I’ve always thought of myself as the kind of person who is pretty good at a lot of things but not REALLY good at any one thing. A jack of all trades and master of none, so to speak.
I can figure out how to tweak the blog layout, but I’m not a programmer.
I can install a backsplash, but I’m not a tiler.
I can run a half marathon, but I’m not very fast.
In 2013, I got tired of not being happy and not feeling like I was REALLY good at anything. The relationship I was in wasn’t making me happy, and I wasn’t happy with my body. I wanted to look fit like Amanda Latona and Erin Stern, not just skinny, and being a runner who dabbled in the occasional HIIT workout wasn’t cutting it.
So, I broke up with my boyfriend and decided to start lifting weights.
Results came as the weeks went by, and I started to think about entering a bikini competition. But the thought of that was really scary – it’s risky to dream big.
What if you fail?
What if everyone laughs at you?
Despite those fears, I kept lifting, I kept seeing results, and I began to tell everyone I could that I was going to compete in a bikini competition. The more people who knew about it, the more accountability I had to press on.

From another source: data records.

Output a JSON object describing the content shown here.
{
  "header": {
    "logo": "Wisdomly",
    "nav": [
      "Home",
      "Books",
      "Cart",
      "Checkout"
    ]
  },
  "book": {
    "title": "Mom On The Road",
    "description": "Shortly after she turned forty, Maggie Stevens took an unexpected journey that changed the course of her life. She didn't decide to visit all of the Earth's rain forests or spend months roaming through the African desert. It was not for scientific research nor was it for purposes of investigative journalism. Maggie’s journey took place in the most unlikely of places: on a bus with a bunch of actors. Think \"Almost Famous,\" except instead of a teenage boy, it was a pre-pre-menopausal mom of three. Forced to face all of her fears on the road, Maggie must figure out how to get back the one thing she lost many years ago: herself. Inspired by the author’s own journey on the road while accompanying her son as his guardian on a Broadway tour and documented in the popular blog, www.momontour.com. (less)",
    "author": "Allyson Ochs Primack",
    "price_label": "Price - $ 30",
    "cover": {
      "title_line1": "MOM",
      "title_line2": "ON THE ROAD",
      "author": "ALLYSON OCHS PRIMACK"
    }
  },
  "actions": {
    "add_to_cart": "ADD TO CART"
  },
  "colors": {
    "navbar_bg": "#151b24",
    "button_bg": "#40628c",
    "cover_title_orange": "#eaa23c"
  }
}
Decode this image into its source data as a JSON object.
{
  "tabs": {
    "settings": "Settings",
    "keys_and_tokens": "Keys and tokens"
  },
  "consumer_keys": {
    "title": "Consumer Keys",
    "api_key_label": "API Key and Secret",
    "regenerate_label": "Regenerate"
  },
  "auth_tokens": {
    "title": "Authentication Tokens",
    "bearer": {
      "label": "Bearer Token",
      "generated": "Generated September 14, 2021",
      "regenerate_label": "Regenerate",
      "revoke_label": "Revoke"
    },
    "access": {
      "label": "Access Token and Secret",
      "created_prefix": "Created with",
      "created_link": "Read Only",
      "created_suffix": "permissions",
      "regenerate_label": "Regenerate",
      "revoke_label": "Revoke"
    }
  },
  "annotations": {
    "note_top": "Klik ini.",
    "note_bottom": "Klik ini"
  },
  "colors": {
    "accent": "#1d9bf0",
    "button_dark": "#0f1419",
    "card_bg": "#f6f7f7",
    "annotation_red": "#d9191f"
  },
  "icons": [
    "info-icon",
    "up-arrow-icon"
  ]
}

And you know what? Instead of laughing at me and doubting me, my friends and family were actually rooting for me instead! It felt great. I won that first competition, and competed at Nationals a few months later. I switched from bikini to the figure division, even though it made dating difficult because it involves more muscle. I won my first figure competition. A few months later, I became a professional figure athlete.
I’m not scared to dream big anymore.
What’s your biggest dream? Was it scary to commit to it at first like it was for me when I started bodybuilding?